Section 52-550 (a)(2) provides, "(a) No civil action may be maintained in the following cases unless the agreement, or a memorandum of the agreement, is made in writing and signed by the party, or the agent of the party, to be charged: . . . (2) against any person upon any special promise to answer for the debt, default or miscarriage of another . . . ."

There is no Connecticut case law applying the statute of frauds set forth in section 52-550 (a)(2) to contracts for indemnification of damages for negligence. All Connecticut cases applying section 52-550 (a)(2) address surety agreements. Since Atlantic relies entirely on section 52-550 (a)(2) in arguing that the alleged oral agreement to indemnify is barred for failure to comply with the statute of frauds, this court will apply the analysis set forth in the surety cases which have analyzed section 52-550 (a)(2).

"The statute of frauds provides that an oral promise made to answer for the debt of another is unenforceable. General Statutes § 52-550 (a)(2). The statute does not apply, however, if the promise is an original undertaking rather than a collateral one." Kerin Agency, Inc. v. West Haven Painting Decorating, Inc., 38 Conn. App. 329, 331, 660 A.2d 882 (1995). The determination of "whether the agreement was an original undertaking not within the statute, is one of fact." Id., 332. It is not necessary that the agreement to indemnify be the "sole inducing cause of the undertaking" to remove the agreement from the statute of frauds. Biestek v. Varricchio,34 Conn. Super. Ct. 620, 623, 380 A.2d 1351 (1977). "It is enough CT Page 5080 if the promise was an inducement because of which the [party] entered into the undertaking." Id.

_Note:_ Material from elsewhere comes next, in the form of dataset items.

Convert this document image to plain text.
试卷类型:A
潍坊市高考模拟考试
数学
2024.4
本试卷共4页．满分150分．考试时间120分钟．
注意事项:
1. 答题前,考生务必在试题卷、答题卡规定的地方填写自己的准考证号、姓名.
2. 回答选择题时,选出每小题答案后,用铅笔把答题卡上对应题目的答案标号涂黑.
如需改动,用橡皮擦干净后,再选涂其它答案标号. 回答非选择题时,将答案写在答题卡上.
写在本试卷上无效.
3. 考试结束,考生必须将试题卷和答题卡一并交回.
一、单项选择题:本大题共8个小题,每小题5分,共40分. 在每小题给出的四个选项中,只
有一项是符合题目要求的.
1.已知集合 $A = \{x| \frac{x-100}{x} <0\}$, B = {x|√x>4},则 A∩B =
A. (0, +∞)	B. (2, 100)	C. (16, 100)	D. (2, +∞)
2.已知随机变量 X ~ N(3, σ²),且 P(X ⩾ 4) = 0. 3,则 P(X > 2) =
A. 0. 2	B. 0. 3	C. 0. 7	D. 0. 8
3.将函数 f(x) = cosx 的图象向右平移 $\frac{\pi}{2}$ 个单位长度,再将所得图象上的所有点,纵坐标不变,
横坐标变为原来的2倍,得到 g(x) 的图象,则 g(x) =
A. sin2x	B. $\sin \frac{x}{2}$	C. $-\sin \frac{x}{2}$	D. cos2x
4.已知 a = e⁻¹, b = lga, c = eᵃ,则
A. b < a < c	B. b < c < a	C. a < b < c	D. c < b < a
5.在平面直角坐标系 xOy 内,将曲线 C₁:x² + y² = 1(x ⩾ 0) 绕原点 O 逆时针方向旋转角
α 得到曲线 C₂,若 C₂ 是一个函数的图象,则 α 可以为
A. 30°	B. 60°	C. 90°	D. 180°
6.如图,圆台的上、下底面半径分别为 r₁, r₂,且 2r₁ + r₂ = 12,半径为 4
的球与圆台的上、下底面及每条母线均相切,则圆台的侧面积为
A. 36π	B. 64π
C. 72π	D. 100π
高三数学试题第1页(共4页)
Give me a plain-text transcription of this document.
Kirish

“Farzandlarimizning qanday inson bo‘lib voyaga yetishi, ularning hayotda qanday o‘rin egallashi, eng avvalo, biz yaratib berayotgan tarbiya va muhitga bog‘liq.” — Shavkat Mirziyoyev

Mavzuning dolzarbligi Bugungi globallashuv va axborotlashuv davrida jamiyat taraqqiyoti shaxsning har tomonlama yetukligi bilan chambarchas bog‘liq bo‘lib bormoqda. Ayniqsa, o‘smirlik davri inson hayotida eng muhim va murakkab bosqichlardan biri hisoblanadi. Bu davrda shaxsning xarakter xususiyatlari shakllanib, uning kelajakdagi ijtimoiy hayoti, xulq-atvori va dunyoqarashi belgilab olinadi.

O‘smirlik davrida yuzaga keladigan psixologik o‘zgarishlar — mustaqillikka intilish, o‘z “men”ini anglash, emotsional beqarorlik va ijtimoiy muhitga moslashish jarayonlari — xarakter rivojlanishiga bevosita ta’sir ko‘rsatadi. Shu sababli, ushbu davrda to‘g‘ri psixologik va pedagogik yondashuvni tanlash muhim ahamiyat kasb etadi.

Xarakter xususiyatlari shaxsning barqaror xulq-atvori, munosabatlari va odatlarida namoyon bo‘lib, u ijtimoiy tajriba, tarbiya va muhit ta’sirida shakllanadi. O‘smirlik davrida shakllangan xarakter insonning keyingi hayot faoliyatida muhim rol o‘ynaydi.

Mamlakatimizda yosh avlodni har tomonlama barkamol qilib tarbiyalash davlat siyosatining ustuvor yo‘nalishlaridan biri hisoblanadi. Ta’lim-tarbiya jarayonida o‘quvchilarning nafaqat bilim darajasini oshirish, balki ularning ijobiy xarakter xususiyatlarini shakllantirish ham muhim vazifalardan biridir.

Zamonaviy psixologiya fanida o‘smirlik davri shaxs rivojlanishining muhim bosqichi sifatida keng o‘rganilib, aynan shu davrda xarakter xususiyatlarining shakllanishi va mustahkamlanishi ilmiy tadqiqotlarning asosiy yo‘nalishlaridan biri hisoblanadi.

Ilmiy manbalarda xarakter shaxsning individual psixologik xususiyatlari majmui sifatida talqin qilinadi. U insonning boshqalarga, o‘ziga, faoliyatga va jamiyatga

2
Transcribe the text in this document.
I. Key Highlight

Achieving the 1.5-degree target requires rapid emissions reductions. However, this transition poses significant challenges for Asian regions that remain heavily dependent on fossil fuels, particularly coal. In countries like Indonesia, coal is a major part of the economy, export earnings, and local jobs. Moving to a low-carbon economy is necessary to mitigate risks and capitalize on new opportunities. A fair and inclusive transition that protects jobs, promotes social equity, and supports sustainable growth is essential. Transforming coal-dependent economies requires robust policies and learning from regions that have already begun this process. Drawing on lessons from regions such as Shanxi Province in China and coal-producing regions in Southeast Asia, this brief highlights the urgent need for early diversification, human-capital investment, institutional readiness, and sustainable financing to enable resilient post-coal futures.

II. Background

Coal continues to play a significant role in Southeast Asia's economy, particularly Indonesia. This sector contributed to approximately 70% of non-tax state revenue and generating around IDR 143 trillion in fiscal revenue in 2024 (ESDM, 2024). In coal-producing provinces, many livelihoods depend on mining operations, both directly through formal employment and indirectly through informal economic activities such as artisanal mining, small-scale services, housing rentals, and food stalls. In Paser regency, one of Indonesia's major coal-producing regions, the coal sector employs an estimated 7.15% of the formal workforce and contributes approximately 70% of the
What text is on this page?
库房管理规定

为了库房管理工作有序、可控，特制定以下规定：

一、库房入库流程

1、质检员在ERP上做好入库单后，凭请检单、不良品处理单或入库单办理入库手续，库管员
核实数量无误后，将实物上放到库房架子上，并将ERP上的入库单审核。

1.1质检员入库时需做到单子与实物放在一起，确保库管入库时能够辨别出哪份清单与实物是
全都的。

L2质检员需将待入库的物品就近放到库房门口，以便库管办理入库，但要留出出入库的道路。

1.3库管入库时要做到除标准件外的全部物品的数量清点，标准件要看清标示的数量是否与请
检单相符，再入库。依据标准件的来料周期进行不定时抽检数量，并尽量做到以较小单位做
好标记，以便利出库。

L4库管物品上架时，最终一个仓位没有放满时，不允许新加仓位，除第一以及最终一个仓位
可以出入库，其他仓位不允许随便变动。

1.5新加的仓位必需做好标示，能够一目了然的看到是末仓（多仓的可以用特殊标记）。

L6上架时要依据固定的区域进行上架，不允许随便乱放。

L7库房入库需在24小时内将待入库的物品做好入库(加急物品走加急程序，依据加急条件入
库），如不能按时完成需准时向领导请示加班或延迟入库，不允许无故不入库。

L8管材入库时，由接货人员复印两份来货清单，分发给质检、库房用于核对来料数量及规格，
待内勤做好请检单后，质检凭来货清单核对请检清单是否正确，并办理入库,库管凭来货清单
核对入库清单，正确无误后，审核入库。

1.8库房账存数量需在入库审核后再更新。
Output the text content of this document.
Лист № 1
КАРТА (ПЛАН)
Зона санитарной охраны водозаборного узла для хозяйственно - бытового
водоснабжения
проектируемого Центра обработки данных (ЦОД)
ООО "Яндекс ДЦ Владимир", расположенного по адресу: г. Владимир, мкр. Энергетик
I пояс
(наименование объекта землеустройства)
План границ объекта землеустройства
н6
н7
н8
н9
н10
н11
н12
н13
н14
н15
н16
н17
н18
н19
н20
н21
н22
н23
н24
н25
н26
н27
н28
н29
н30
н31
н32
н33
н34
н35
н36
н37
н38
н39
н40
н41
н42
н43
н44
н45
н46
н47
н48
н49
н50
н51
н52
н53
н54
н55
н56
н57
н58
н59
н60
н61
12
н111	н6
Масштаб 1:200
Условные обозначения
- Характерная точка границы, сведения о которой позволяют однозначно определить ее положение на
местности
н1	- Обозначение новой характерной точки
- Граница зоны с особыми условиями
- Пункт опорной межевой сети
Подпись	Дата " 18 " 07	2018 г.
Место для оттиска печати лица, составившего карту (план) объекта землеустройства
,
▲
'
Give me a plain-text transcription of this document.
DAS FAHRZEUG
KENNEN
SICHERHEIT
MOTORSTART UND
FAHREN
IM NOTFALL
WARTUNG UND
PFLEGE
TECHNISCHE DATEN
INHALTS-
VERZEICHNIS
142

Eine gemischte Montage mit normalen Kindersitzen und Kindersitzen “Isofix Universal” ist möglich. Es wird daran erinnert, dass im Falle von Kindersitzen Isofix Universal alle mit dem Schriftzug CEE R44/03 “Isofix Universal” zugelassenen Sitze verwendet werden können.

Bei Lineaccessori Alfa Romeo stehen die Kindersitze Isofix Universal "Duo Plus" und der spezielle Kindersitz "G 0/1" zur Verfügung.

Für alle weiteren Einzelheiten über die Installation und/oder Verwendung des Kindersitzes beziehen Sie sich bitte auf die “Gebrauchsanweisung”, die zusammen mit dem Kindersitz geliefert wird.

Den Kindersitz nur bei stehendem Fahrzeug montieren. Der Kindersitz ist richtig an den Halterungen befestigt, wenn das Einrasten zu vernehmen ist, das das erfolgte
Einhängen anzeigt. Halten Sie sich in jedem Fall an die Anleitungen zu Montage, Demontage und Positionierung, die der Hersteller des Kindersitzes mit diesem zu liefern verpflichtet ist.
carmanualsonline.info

In the present case, Becker, in his affidavit, states that the indemnification agreement was part of the original negotiations between the parties to the lease. The affidavit of Salvatore Cherenzia, an officer of Atlantic Industries, states that the terms of the oral agreement did not include indemnification. An issue of material fact exists as to whether the agreement to indemnify was part of the original contract, and whether that agreement induced Ace and Becker to lease the equipment to Atlantic. Accordingly, Atlantic's motion for summary judgment on the ground that Becker's indemnification claim fails to satisfy the statute of frauds set forth in General Statutes § 52-550 (a)(2) is denied.

III. CONCLUSION

Based on the foregoing discussion and analysis, Atlantic's motion for summary judgment is denied in its entirety.